USTA is perhaps the most helpful, because the net neutrality rules give us a very technologically proximate point of comparison. As a historical matter, the net neutrality rules arguably mirror the technical and political considerations that underpinned the architecture of the Internet—the idea that we should eliminate or at least strongly limit control over content and applications at the network and physical layers. And as a subjective matter, the major ISPs have gotten hit hard in the net neutrality saga because they’ve widely disclaimed any interest in discriminating on the basis of application or content beyond reptilian economic desires to engage in zero-rating and the like.
However, I think the techno-political history of Internet architecture supports at least an implicit corollary that the Internet should support a lot of control over content at the application layer. So as an objective matter, I would expect the courts to take a presumptively dim view of interfering with editorial control at the application layer. Then again, as a subjective matter, the platforms have been quite unclear about their interest in exercising editorial discretion on political grounds, disclaiming it explicitly in some cases.
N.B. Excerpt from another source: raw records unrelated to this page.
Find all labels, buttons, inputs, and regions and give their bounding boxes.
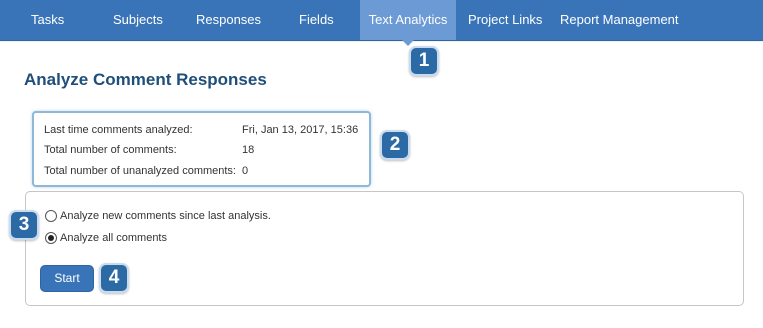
radio-analyze-all[interactable] [45, 232, 57, 244]
active-tab-pointer [402, 40, 414, 46]
analysis-options-panel: Analyze new comments since last analysis… [25, 191, 744, 306]
last-analyzed-label: Last time comments analyzed: [44, 124, 193, 136]
callout-badge-3: 3 [9, 210, 39, 240]
callout-badge-4: 4 [99, 263, 129, 293]
callout-badge-2: 2 [380, 130, 410, 160]
callout-badge-1: 1 [409, 46, 439, 76]
option-analyze-all[interactable]: Analyze all comments [45, 230, 167, 246]
analysis-info-box: Last time comments analyzed: Fri, Jan 13… [32, 111, 371, 187]
tab-subjects[interactable]: Subjects [113, 0, 163, 40]
tab-report-management[interactable]: Report Management [560, 0, 679, 40]
tab-tasks[interactable]: Tasks [31, 0, 64, 40]
tab-text-analytics-label: Text Analytics [368, 12, 448, 27]
option-analyze-new-label: Analyze new comments since last analysis… [60, 210, 271, 222]
start-button[interactable]: Start [40, 265, 94, 292]
top-nav-bar: Tasks Subjects Responses Fields Text Ana… [0, 0, 763, 46]
radio-analyze-new[interactable] [45, 210, 57, 222]
unanalyzed-comments-label: Total number of unanalyzed comments: [44, 165, 236, 177]
tab-project-links[interactable]: Project Links [468, 0, 542, 40]
page-title: Analyze Comment Responses [24, 70, 267, 89]
tab-fields[interactable]: Fields [299, 0, 334, 40]
option-analyze-all-label: Analyze all comments [60, 232, 167, 244]
total-comments-label: Total number of comments: [44, 144, 177, 156]
tab-text-analytics[interactable]: Text Analytics [360, 0, 456, 46]
last-analyzed-value: Fri, Jan 13, 2017, 15:36 [242, 124, 359, 136]
total-comments-value: 18 [242, 144, 255, 156]
tab-responses[interactable]: Responses [196, 0, 261, 40]
unanalyzed-comments-value: 0 [242, 165, 249, 177]
option-analyze-new[interactable]: Analyze new comments since last analysis… [45, 208, 271, 224]
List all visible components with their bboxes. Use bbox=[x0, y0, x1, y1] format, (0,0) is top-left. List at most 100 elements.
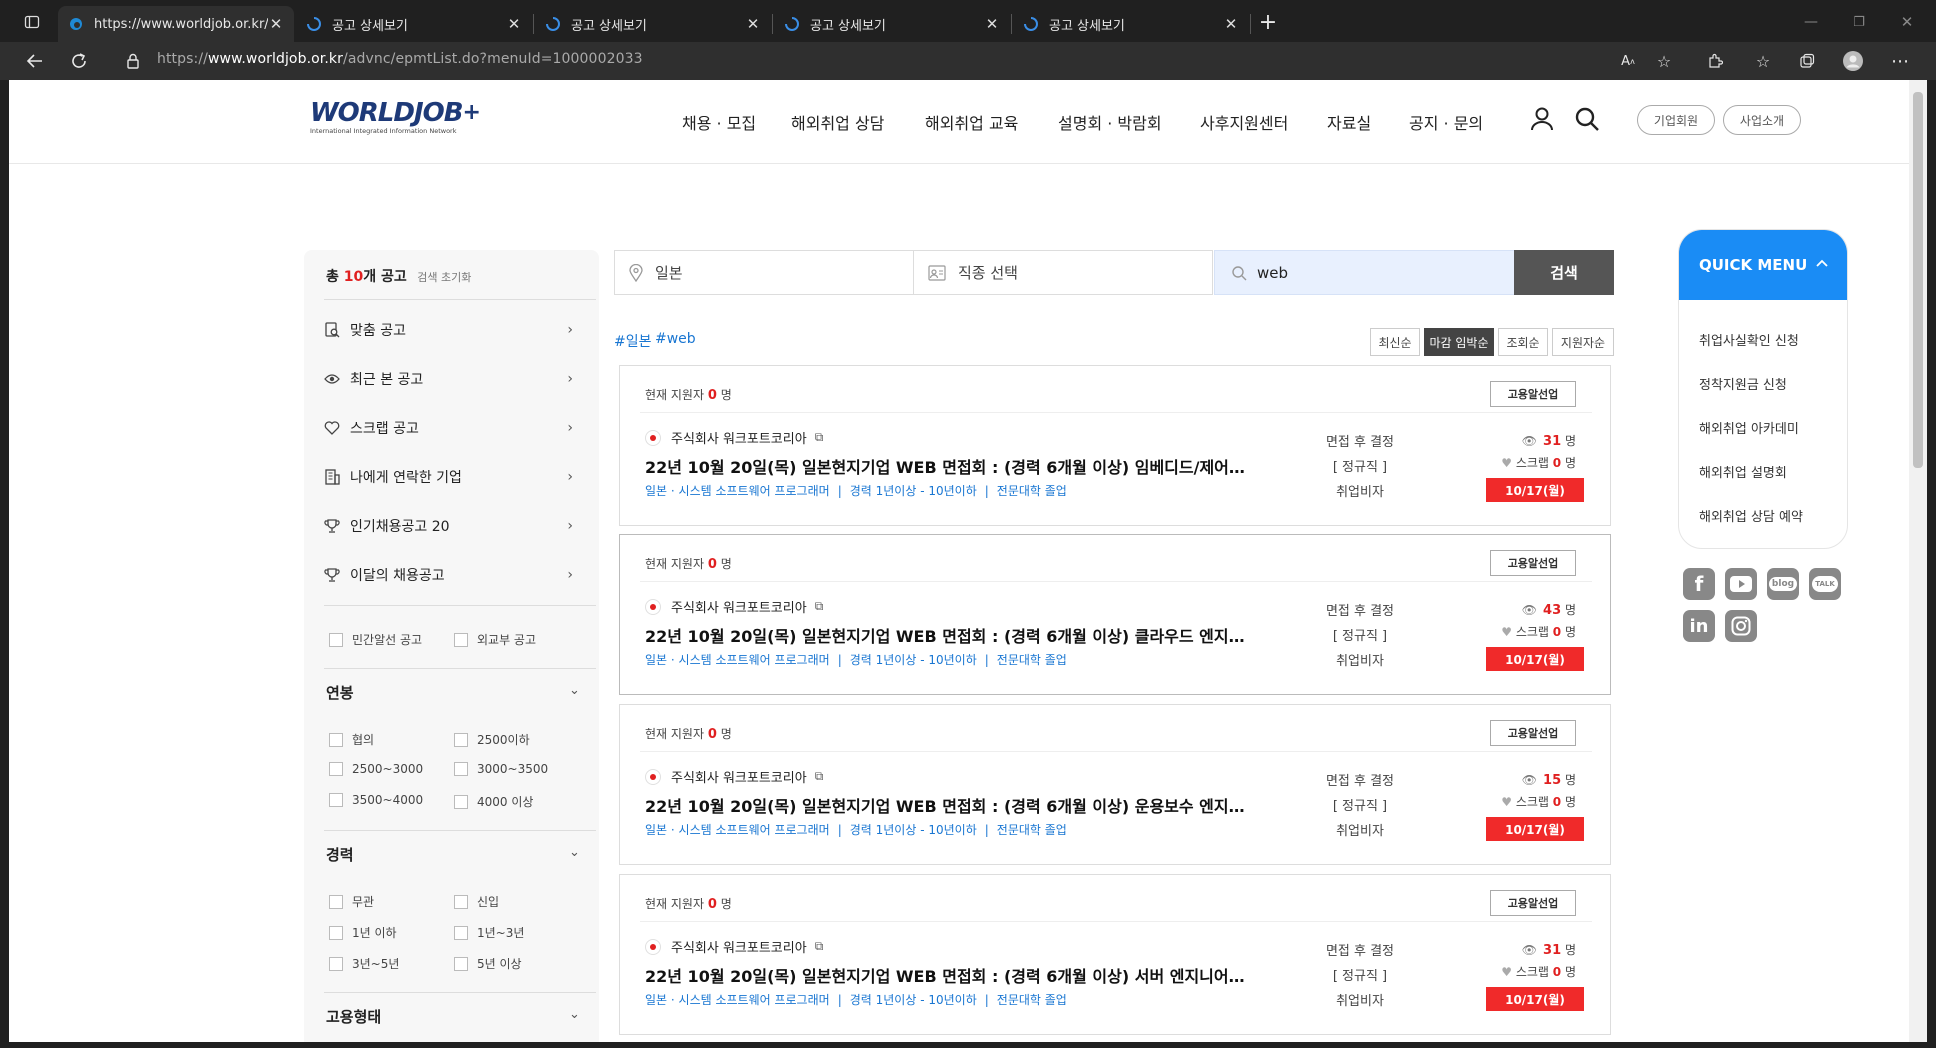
blog-icon[interactable]: blog bbox=[1767, 568, 1799, 600]
chevron-up-icon[interactable] bbox=[1815, 254, 1829, 272]
tab-actions-icon[interactable] bbox=[18, 8, 46, 36]
job-category-select[interactable]: 직종 선택 bbox=[913, 250, 1213, 295]
reset-search-link[interactable]: 검색 초기화 bbox=[417, 271, 471, 284]
scrap-count[interactable]: ♥ 스크랩 0 명 bbox=[1480, 454, 1576, 471]
checkbox-career[interactable]: 무관 bbox=[329, 893, 374, 910]
nav-notice[interactable]: 공지 · 문의 bbox=[1409, 110, 1483, 134]
checkbox-salary[interactable]: 2500이하 bbox=[454, 731, 530, 748]
close-icon[interactable]: ✕ bbox=[984, 15, 1000, 33]
collections-icon[interactable] bbox=[1793, 47, 1821, 75]
checkbox-box[interactable] bbox=[329, 894, 343, 909]
close-icon[interactable]: ✕ bbox=[506, 15, 522, 33]
close-icon[interactable]: ✕ bbox=[1223, 15, 1239, 33]
browser-tab[interactable]: 공고 상세보기 ✕ bbox=[774, 6, 1010, 42]
checkbox-salary[interactable]: 3000~3500 bbox=[454, 762, 548, 776]
back-icon[interactable] bbox=[21, 47, 49, 75]
sort-applicants-button[interactable]: 지원자순 bbox=[1552, 328, 1614, 356]
nav-recruit[interactable]: 채용 · 모집 bbox=[682, 110, 756, 134]
minimize-icon[interactable]: — bbox=[1797, 8, 1825, 36]
career-section-title[interactable]: 경력 bbox=[326, 844, 354, 865]
sort-latest-button[interactable]: 최신순 bbox=[1370, 328, 1420, 356]
filter-custom-jobs[interactable]: 맞춤 공고 › bbox=[324, 315, 579, 345]
browser-tab[interactable]: 공고 상세보기 ✕ bbox=[296, 6, 532, 42]
scrollbar-thumb[interactable] bbox=[1913, 92, 1923, 468]
scrap-count[interactable]: ♥ 스크랩 0 명 bbox=[1480, 623, 1576, 640]
tag-web[interactable]: #web bbox=[655, 331, 696, 347]
filter-monthly-jobs[interactable]: 이달의 채용공고 › bbox=[324, 560, 579, 590]
filter-popular-jobs[interactable]: 인기채용공고 20 › bbox=[324, 511, 579, 541]
job-card[interactable]: 현재 지원자 0 명 고용알선업 주식회사 워크포트코리아 ⧉ 22년 10월 2… bbox=[619, 874, 1611, 1035]
copy-icon[interactable]: ⧉ bbox=[815, 430, 824, 445]
keyword-search-input[interactable]: web bbox=[1214, 250, 1515, 295]
checkbox-box[interactable] bbox=[329, 925, 343, 940]
checkbox-career[interactable]: 1년 이하 bbox=[329, 924, 397, 941]
nav-aftercare[interactable]: 사후지원센터 bbox=[1200, 110, 1288, 134]
checkbox-box[interactable] bbox=[454, 762, 468, 776]
close-icon[interactable]: ✕ bbox=[745, 15, 761, 33]
quick-menu-item[interactable]: 해외취업 아카데미 bbox=[1699, 418, 1799, 437]
browser-tab[interactable]: 공고 상세보기 ✕ bbox=[1013, 6, 1249, 42]
instagram-icon[interactable] bbox=[1725, 610, 1757, 642]
facebook-icon[interactable]: f bbox=[1683, 568, 1715, 600]
new-tab-icon[interactable]: + bbox=[1254, 8, 1282, 36]
checkbox-box[interactable] bbox=[329, 793, 343, 807]
nav-fair[interactable]: 설명회 · 박람회 bbox=[1058, 110, 1162, 134]
more-icon[interactable]: ⋯ bbox=[1886, 47, 1914, 75]
job-card[interactable]: 현재 지원자 0 명 고용알선업 주식회사 워크포트코리아 ⧉ 22년 10월 2… bbox=[619, 365, 1611, 526]
filter-recent-jobs[interactable]: 최근 본 공고 › bbox=[324, 364, 579, 394]
country-select[interactable]: 일본 bbox=[614, 250, 914, 295]
lock-icon[interactable] bbox=[119, 47, 147, 75]
job-title[interactable]: 22년 10월 20일(목) 일본현지기업 WEB 면접회 : (경력 6개월 … bbox=[645, 623, 1245, 647]
linkedin-icon[interactable]: in bbox=[1683, 610, 1715, 642]
chevron-down-icon[interactable]: ⌄ bbox=[569, 845, 580, 860]
checkbox-salary[interactable]: 3500~4000 bbox=[329, 793, 423, 807]
job-title[interactable]: 22년 10월 20일(목) 일본현지기업 WEB 면접회 : (경력 6개월 … bbox=[645, 793, 1245, 817]
sort-views-button[interactable]: 조회순 bbox=[1498, 328, 1548, 356]
url-field[interactable]: https://www.worldjob.or.kr/advnc/epmtLis… bbox=[157, 51, 643, 67]
checkbox-career[interactable]: 3년~5년 bbox=[329, 955, 399, 972]
nav-counsel[interactable]: 해외취업 상담 bbox=[791, 110, 884, 134]
salary-section-title[interactable]: 연봉 bbox=[326, 682, 354, 703]
window-close-icon[interactable]: ✕ bbox=[1893, 8, 1921, 36]
filter-contacted-companies[interactable]: 나에게 연락한 기업 › bbox=[324, 462, 579, 492]
checkbox-box[interactable] bbox=[329, 956, 343, 971]
checkbox-career[interactable]: 5년 이상 bbox=[454, 955, 522, 972]
scrap-count[interactable]: ♥ 스크랩 0 명 bbox=[1480, 793, 1576, 810]
quick-menu-item[interactable]: 정착지원금 신청 bbox=[1699, 374, 1787, 393]
scrap-count[interactable]: ♥ 스크랩 0 명 bbox=[1480, 963, 1576, 980]
business-intro-button[interactable]: 사업소개 bbox=[1723, 105, 1801, 135]
chevron-down-icon[interactable]: ⌄ bbox=[569, 683, 580, 698]
job-title[interactable]: 22년 10월 20일(목) 일본현지기업 WEB 면접회 : (경력 6개월 … bbox=[645, 963, 1245, 987]
company-name[interactable]: 주식회사 워크포트코리아 ⧉ bbox=[645, 937, 823, 956]
youtube-icon[interactable] bbox=[1725, 568, 1757, 600]
browser-tab[interactable]: https://www.worldjob.or.kr/advnc ✕ bbox=[58, 6, 294, 42]
copy-icon[interactable]: ⧉ bbox=[815, 769, 824, 784]
checkbox-career[interactable]: 신입 bbox=[454, 893, 499, 910]
quick-menu-item[interactable]: 취업사실확인 신청 bbox=[1699, 330, 1799, 349]
checkbox-box[interactable] bbox=[454, 732, 468, 747]
checkbox-box[interactable] bbox=[454, 894, 468, 909]
kakaotalk-icon[interactable]: TALK bbox=[1809, 568, 1841, 600]
copy-icon[interactable]: ⧉ bbox=[815, 939, 824, 954]
checkbox-box[interactable] bbox=[329, 762, 343, 776]
restore-icon[interactable]: ❐ bbox=[1845, 8, 1873, 36]
checkbox-private-jobs[interactable]: 민간알선 공고 bbox=[329, 631, 422, 648]
job-card[interactable]: 현재 지원자 0 명 고용알선업 주식회사 워크포트코리아 ⧉ 22년 10월 2… bbox=[619, 534, 1611, 695]
checkbox-mofa-jobs[interactable]: 외교부 공고 bbox=[454, 631, 536, 648]
checkbox-career[interactable]: 1년~3년 bbox=[454, 924, 524, 941]
filter-scrap-jobs[interactable]: 스크랩 공고 › bbox=[324, 413, 579, 443]
checkbox-box[interactable] bbox=[329, 632, 343, 647]
quick-menu-item[interactable]: 해외취업 설명회 bbox=[1699, 462, 1787, 481]
quick-menu-header[interactable]: QUICK MENU bbox=[1679, 230, 1847, 300]
browser-tab[interactable]: 공고 상세보기 ✕ bbox=[535, 6, 771, 42]
job-card[interactable]: 현재 지원자 0 명 고용알선업 주식회사 워크포트코리아 ⧉ 22년 10월 2… bbox=[619, 704, 1611, 865]
extensions-icon[interactable] bbox=[1701, 47, 1729, 75]
search-button[interactable]: 검색 bbox=[1514, 250, 1614, 295]
company-member-button[interactable]: 기업회원 bbox=[1637, 105, 1715, 135]
user-icon[interactable] bbox=[1529, 106, 1555, 136]
favorites-icon[interactable]: ☆ bbox=[1749, 47, 1777, 75]
nav-archive[interactable]: 자료실 bbox=[1327, 110, 1371, 134]
company-name[interactable]: 주식회사 워크포트코리아 ⧉ bbox=[645, 597, 823, 616]
worldjob-logo[interactable]: WORLDJOB+ International Integrated Infor… bbox=[310, 100, 481, 135]
profile-avatar-icon[interactable] bbox=[1839, 47, 1867, 75]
However this might ordinarily turn out, I think Trump blew away any uncertainty here by signaling his hamfisted, barely pretextual intentions to retaliate against his critics in the Order, and I suspect that it’s going to be very hard for the FCC to launder the retaliatory stink out of the Order. It’s also worth noting that then-Judge, now-Justice Kavanaugh was on the other side of USTA, arguing that Turner requires a strong economic showing to sustain a carriage regulation.
* * *
I hope this post illustrates the dueling dynamics at play here: that the Order is unlikely to go anywhere in the end, but that why it won’t is complicated enough that it’s going to take a lot of work to unravel. Alas, this is going to be good only for telecom law professors and their exams, and not very good for civil society, the FCC’s long-term reputation, or democracy.